Allerdings, einer Unsitte ist der «Blick» treu geblieben: die gleiche Story findet man bis zu vier Mal. Der Spezial-Service für die Vergesslichen unter den Lesern.
ZACKBUM schliesst sich vollständig einem Leser an, dessen Kritik – wie viele andere – schnell gespült wurde, wieso es nochmal sagen, wenn er’s schon sagt: «Was, ums Himmels willen habt Ihr Euch dabei gedacht? Layout, absolut unübersichtlich und unaufgeräumt! Die Schrift ist eine reine Katastrophe, man ermüdet sehr schnell beim Lesen und es macht absolut keinen Spass mehr… Es kommt mir vor, als hättet Ihr dem Auszubildenden eine Aufgabe zur Umgestaltung gegeben und diese haben nun mit Note 3,5 abgeschlossen! Sorry, aber GUT geht definitiv anders…»
Man sollte heutzutage von allem Screenshots machen. Denn in einer ersten Ladung hagelte es kritische Kommentare. Die dann plötzlich weg waren. Womit der «Blick» seinen Lesern sagen will: «Deine Meinung zählt.» Aber nur, wenn sie unsere Meinung ist, kicher.

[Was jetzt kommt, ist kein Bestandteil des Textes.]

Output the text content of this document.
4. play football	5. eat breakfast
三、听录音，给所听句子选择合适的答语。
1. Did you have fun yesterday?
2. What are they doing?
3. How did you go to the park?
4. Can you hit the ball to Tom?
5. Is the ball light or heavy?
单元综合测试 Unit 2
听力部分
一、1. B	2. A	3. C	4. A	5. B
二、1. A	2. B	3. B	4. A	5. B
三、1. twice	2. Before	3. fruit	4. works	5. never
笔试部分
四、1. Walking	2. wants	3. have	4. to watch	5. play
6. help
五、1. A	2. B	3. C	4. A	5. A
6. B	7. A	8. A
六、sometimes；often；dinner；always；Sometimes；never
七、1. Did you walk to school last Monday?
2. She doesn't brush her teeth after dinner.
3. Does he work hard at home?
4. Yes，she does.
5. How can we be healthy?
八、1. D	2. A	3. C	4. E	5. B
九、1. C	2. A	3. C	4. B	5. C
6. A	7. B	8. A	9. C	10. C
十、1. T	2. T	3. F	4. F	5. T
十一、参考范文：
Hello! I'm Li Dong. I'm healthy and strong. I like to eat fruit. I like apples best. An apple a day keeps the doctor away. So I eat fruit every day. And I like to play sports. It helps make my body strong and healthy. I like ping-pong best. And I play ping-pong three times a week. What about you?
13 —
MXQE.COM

Und was verrät «Digitalchef» Sandro Inguscio auf persoenlich.com? «Wir haben zuerst den Newsroom so organisiert, dass die Redaktion 360 Grad über alle Kanäle denkt. Nun haben wir mit dem Relaunch das Produkt gebaut, das diese Struktur darstellen kann.»

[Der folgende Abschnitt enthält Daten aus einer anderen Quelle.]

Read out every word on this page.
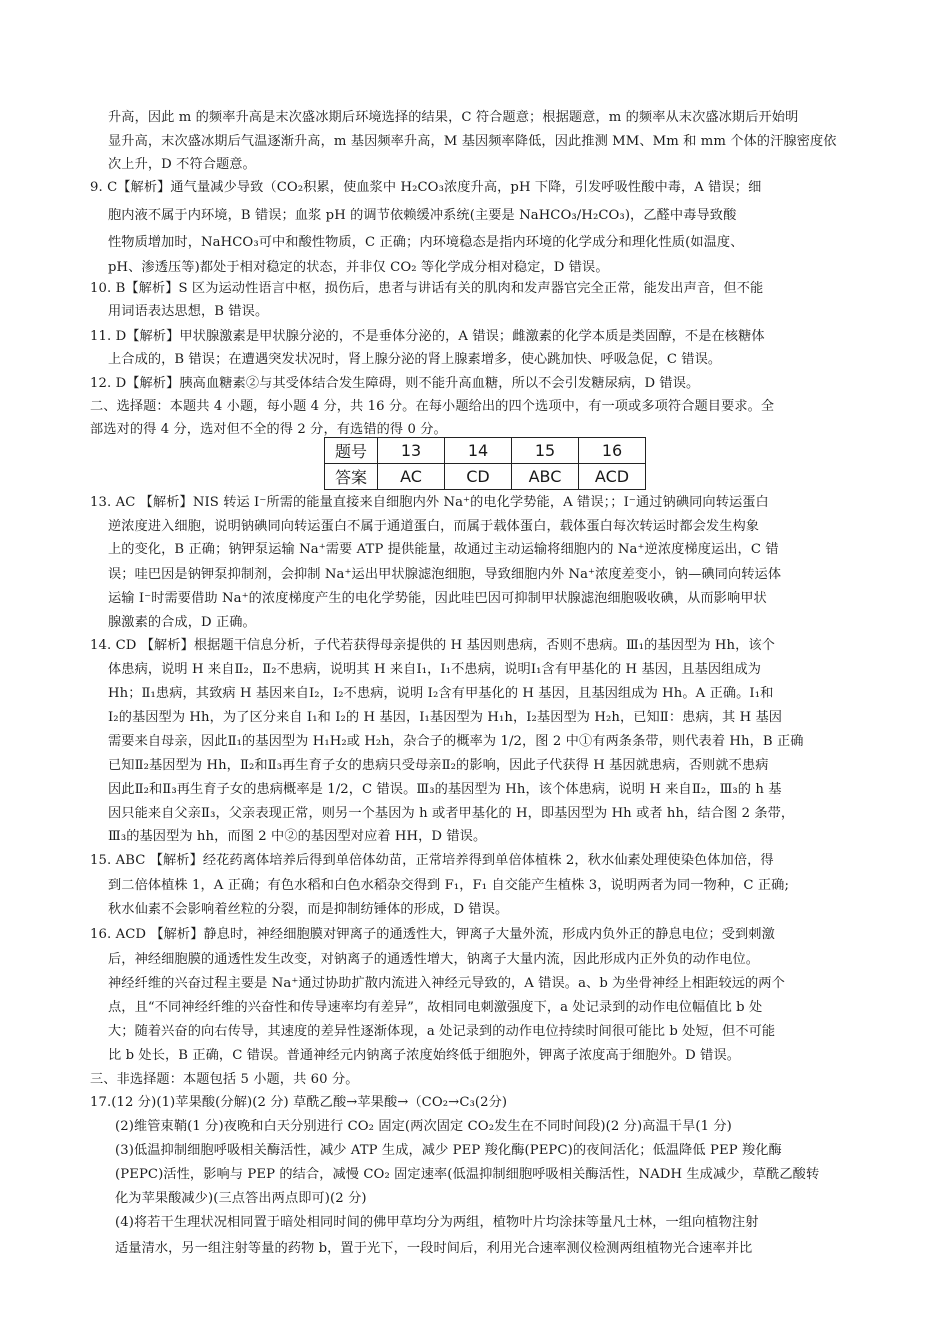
升高，因此 m 的频率升高是末次盛冰期后环境选择的结果，C 符合题意；根据题意，m 的频率从末次盛冰期后开始明
显升高，末次盛冰期后气温逐渐升高，m 基因频率升高，M 基因频率降低，因此推测 MM、Mm 和 mm 个体的汗腺密度依
次上升，D 不符合题意。
9. C【解析】通气量减少导致（CO₂积累，使血浆中 H₂CO₃浓度升高，pH 下降，引发呼吸性酸中毒，A 错误；细
胞内液不属于内环境，B 错误；血浆 pH 的调节依赖缓冲系统(主要是 NaHCO₃/H₂CO₃)，乙醛中毒导致酸
性物质增加时，NaHCO₃可中和酸性物质，C 正确；内环境稳态是指内环境的化学成分和理化性质(如温度、
pH、渗透压等)都处于相对稳定的状态，并非仅 CO₂ 等化学成分相对稳定，D 错误。
10. B【解析】S 区为运动性语言中枢，损伤后，患者与讲话有关的肌肉和发声器官完全正常，能发出声音，但不能
用词语表达思想，B 错误。
11. D【解析】甲状腺激素是甲状腺分泌的，不是垂体分泌的，A 错误；雌激素的化学本质是类固醇，不是在核糖体
上合成的，B 错误；在遭遇突发状况时，肾上腺分泌的肾上腺素增多，使心跳加快、呼吸急促，C 错误。
12. D【解析】胰高血糖素②与其受体结合发生障碍，则不能升高血糖，所以不会引发糖尿病，D 错误。
二、选择题：本题共 4 小题，每小题 4 分，共 16 分。在每小题给出的四个选项中，有一项或多项符合题目要求。全
部选对的得 4 分，选对但不全的得 2 分，有选错的得 0 分。
13. AC 【解析】NIS 转运 I⁻所需的能量直接来自细胞内外 Na⁺的电化学势能，A 错误；；I⁻通过钠碘同向转运蛋白
逆浓度进入细胞，说明钠碘同向转运蛋白不属于通道蛋白，而属于载体蛋白，载体蛋白每次转运时都会发生构象
上的变化，B 正确；钠钾泵运输 Na⁺需要 ATP 提供能量，故通过主动运输将细胞内的 Na⁺逆浓度梯度运出，C 错
误；哇巴因是钠钾泵抑制剂，会抑制 Na⁺运出甲状腺滤泡细胞，导致细胞内外 Na⁺浓度差变小，钠—碘同向转运体
运输 I⁻时需要借助 Na⁺的浓度梯度产生的电化学势能，因此哇巴因可抑制甲状腺滤泡细胞吸收碘，从而影响甲状
腺激素的合成，D 正确。
14. CD 【解析】根据题干信息分析，子代若获得母亲提供的 H 基因则患病，否则不患病。Ⅲ₁的基因型为 Hh，该个
体患病，说明 H 来自Ⅱ₂，Ⅱ₂不患病，说明其 H 来自Ⅰ₁，Ⅰ₁不患病，说明Ⅰ₁含有甲基化的 H 基因，且基因组成为
Hh；Ⅱ₁患病，其致病 H 基因来自Ⅰ₂，I₂不患病，说明 I₂含有甲基化的 H 基因，且基因组成为 Hh。A 正确。I₁和
I₂的基因型为 Hh，为了区分来自 I₁和 I₂的 H 基因，I₁基因型为 H₁h，I₂基因型为 H₂h，已知Ⅱ：患病，其 H 基因
需要来自母亲，因此Ⅱ₁的基因型为 H₁H₂或 H₂h，杂合子的概率为 1/2，图 2 中①有两条条带，则代表着 Hh，B 正确
已知Ⅱ₂基因型为 Hh，Ⅱ₂和Ⅱ₃再生育子女的患病只受母亲Ⅱ₂的影响，因此子代获得 H 基因就患病，否则就不患病
因此Ⅱ₂和Ⅱ₃再生育子女的患病概率是 1/2，C 错误。Ⅲ₃的基因型为 Hh，该个体患病，说明 H 来自Ⅱ₂，Ⅲ₃的 h 基
因只能来自父亲Ⅱ₃，父亲表现正常，则另一个基因为 h 或者甲基化的 H，即基因型为 Hh 或者 hh，结合图 2 条带，
Ⅲ₃的基因型为 hh，而图 2 中②的基因型对应着 HH，D 错误。
15. ABC 【解析】经花药离体培养后得到单倍体幼苗，正常培养得到单倍体植株 2，秋水仙素处理使染色体加倍，得
到二倍体植株 1，A 正确；有色水稻和白色水稻杂交得到 F₁，F₁ 自交能产生植株 3，说明两者为同一物种，C 正确;
秋水仙素不会影响着丝粒的分裂，而是抑制纺锤体的形成，D 错误。
16. ACD 【解析】静息时，神经细胞膜对钾离子的通透性大，钾离子大量外流，形成内负外正的静息电位；受到刺激
后，神经细胞膜的通透性发生改变，对钠离子的通透性增大，钠离子大量内流，因此形成内正外负的动作电位。
神经纤维的兴奋过程主要是 Na⁺通过协助扩散内流进入神经元导致的，A 错误。a、b 为坐骨神经上相距较远的两个
点，且“不同神经纤维的兴奋性和传导速率均有差异”，故相同电刺激强度下，a 处记录到的动作电位幅值比 b 处
大；随着兴奋的向右传导，其速度的差异性逐渐体现，a 处记录到的动作电位持续时间很可能比 b 处短，但不可能
比 b 处长，B 正确，C 错误。普通神经元内钠离子浓度始终低于细胞外，钾离子浓度高于细胞外。D 错误。
三、非选择题：本题包括 5 小题，共 60 分。
17.(12 分)(1)苹果酸(分解)(2 分) 草酰乙酸→苹果酸→（CO₂→C₃(2分)
(2)维管束鞘(1 分)夜晚和白天分别进行 CO₂ 固定(两次固定 CO₂发生在不同时间段)(2 分)高温干旱(1 分)
(3)低温抑制细胞呼吸相关酶活性，减少 ATP 生成，减少 PEP 羧化酶(PEPC)的夜间活化；低温降低 PEP 羧化酶
(PEPC)活性，影响与 PEP 的结合，减慢 CO₂ 固定速率(低温抑制细胞呼吸相关酶活性，NADH 生成减少，草酰乙酸转
化为苹果酸减少)(三点答出两点即可)(2 分)
(4)将若干生理状况相同置于暗处相同时间的佛甲草均分为两组，植物叶片均涂抹等量凡士林，一组向植物注射
适量清水，另一组注射等量的药物 b，置于光下，一段时间后，利用光合速率测仪检测两组植物光合速率并比
题号	13	14	15	16
答案	AC	CD	ABC	ACD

Man lasse sich dieses Bild auf der Zunge zergehen. Lieber Leser, auch schon mal 360 Grad gedacht? Das ist der Baerbock-Trick; wer über 360 Grad denkt und dreht, glotzt am Schluss wieder genau dahin, wo er mit Glotzen angefangen hat. Super Sache.
ZACKBUM beschleicht allerdings ein fürchterlicher Verdacht. War bei diesem Anpreis-Gesülze etwa Simon Bärtschi als Ghostwriter an Bord? Oder hat Kerstin Hasse beim «Digital Storytelling» geholfen? Dann nützt alles Redesign nichts, der «Blick» – mit oder ohne Rohr – ist verloren.